Samy Rio (FR)
A Souvenir’s Manufactory
July 25th – July 31st 2021
The Workshop
Bamboo is one of these materials which allow all kinds of use and temporalities. Transformed into a simple daily object, a tool, or a cult object, it can easily be kept for 100 years or thrown away after a meal. This workshop creates a dialogue between this versatile material and your ideas of a souvenir object.
What can we produce in a one-week workshop that people can keep and that might represent your experience here, maybe even capture the philosophy of Boisbuchet? We are going to exploit bamboo in its many different conditions (tube, batten, or basketry, raw or very well finished) and explore its different possible applications (alone, assembled, or mixed with other materials) in order to develop small domestic objects such as vessels, attire, jewellery, toys, cooking devices, table ware, or other tools.

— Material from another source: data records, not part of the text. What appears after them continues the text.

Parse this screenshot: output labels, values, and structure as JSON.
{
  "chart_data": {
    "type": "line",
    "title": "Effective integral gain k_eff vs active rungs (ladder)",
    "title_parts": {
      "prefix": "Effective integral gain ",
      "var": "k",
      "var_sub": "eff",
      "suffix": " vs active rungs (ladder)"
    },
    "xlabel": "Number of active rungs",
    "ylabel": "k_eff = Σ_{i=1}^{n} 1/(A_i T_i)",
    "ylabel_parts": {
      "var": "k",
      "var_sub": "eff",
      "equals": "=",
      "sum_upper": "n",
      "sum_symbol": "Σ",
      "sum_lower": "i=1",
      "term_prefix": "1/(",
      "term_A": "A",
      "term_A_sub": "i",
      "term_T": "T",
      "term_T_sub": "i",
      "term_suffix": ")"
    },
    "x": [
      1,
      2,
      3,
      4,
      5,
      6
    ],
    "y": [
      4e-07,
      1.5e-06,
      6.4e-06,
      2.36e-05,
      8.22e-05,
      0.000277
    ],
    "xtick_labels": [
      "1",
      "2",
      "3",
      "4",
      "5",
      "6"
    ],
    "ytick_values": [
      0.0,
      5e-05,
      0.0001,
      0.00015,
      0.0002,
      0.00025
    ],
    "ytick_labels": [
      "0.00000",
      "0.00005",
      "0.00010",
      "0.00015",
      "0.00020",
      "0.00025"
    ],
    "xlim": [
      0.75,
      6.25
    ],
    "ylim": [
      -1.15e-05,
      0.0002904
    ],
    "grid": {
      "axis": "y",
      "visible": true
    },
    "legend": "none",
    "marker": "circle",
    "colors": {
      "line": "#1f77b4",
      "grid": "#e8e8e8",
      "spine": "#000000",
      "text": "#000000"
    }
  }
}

The objects you'll create might remain one-offs or ultimately find their way into a small serial production of items for Boisbuchet's visitor's shop – in any case they'll represent a souvenir of this week and this place.

Samy Rio France
Samy Rio studied cabinet making for four years before attending the National School of Industrial Design (Ensci) in Paris, where he completed a five-year course in industrial design. This dual background allows him to combine industrial and artisan techniques, which he sees as complementary and indispensable to each other. In October 2014, he graduated with distinction from Ensci-Les Ateliers for his research into the use of bamboo tubes for industrial applications. In July 2015, he opens his studio after winning top prize at the Villa Noailles Design Parade 10.
As a result of that award, he was invited as an artist-in-residence at the International Centre for Research on Glass and Visual Arts (CIRVA) in Marseille and at the Cité de la Céramique in Sèvres. He also began a collaboration with the galerie kreo, since he also has completed a residency at the National Taiwan Craft Research and Development Institute (NTCRI), also at the Villa Kujoyama in Kyoto and started collaborating with Atelier Luma.
At each residency and new project he pursued his experimental work on different materials, allowing him to further explore the connections between time-honoured craftsmanship and modern industry, traditional methods and new tools, constantly challenging both the way we produce objects and the objects themselves.